Another very important consideration is to make sure that what you design is readable. My work is not that of a calligraphic artist, who makes a work more related to art where the aesthetic is ahead of the functional. As a graphic designer, my fonts are used for communication, so form and its function are closely linked. The creative-expressive cannot detract from the readable and comprehensible.

Gosha Sans

Gosha Sans Bold

Gosha Sans – Mathieu Desjardins (Pangram Pangram)

Did you create Gosha Sans for a particular project, and what inspired you to design it?

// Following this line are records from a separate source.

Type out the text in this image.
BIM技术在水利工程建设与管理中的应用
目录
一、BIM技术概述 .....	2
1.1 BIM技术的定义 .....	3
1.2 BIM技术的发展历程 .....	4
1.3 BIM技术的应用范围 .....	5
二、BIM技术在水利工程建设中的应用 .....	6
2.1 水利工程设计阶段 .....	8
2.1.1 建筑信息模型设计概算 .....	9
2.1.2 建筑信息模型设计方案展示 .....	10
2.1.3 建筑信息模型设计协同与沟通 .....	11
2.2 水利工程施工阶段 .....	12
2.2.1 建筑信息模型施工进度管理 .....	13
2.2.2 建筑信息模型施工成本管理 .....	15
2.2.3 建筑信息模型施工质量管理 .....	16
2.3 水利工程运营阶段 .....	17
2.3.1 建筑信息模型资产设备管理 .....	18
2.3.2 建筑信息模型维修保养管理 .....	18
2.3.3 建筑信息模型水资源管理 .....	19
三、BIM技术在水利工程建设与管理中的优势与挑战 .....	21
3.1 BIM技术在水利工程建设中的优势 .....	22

It was a self-initiated project. It was actually one of my first real attempts at creating the Cyrillic alphabet in one of my fonts. So in that sense I wanted to give the font a Russian name and feel. That’s why some of the letters have square shoulders, to mimic square shapes sometimes found in Cyrillic characters. I did a lot of research on the subject and on the different aspects of this unique alphabet to try to distill its essence. I also created the imagery and visuals to go along with that concept and name.

Are there any other typefaces that influenced you in the development of Gosha Sans?

Honestly, not really. But I can tell you that, in general, I try to look at trends and patterns in the graphic design community and highlight some of the key type features that emerge from all this information. At the time, I felt hard angles paired with some quirky shapes would be a good fit for the graphic design currents at the time while keeping in mind (like all Pangram Pangram fonts) that it has to be timeless and versatile and not too rooted in one specific moment in time.

Gosha Sans has a bit of a split personality. Some of the characters, like the ‘A, ‘B’, ‘X’, and ‘Y’ are typical of a geometric sans-serif. On the other hand the ‘J’, ‘R’, ‘a’, ’t’, and ‘y' are distinctly unusual. Were you purposely trying to create a conflict in its design?

As I mentioned above, I think this duality gives the font just enough quirkiness to make it unique without straying too far from being a truly useful typeface that can be used in many settings. These “visually challenging” cues give depth to the font and create a sense of freshness every time you see the typeface in a new context. The diversity of projects using Gosha Sans since its launch prove exactly that! (See Gosha Sans on Fonts in Use.)

I'd like to add that I solicited the help of collaborator Alex Slobzheninov to help with the authenticity of the curves, contrast, and spacing.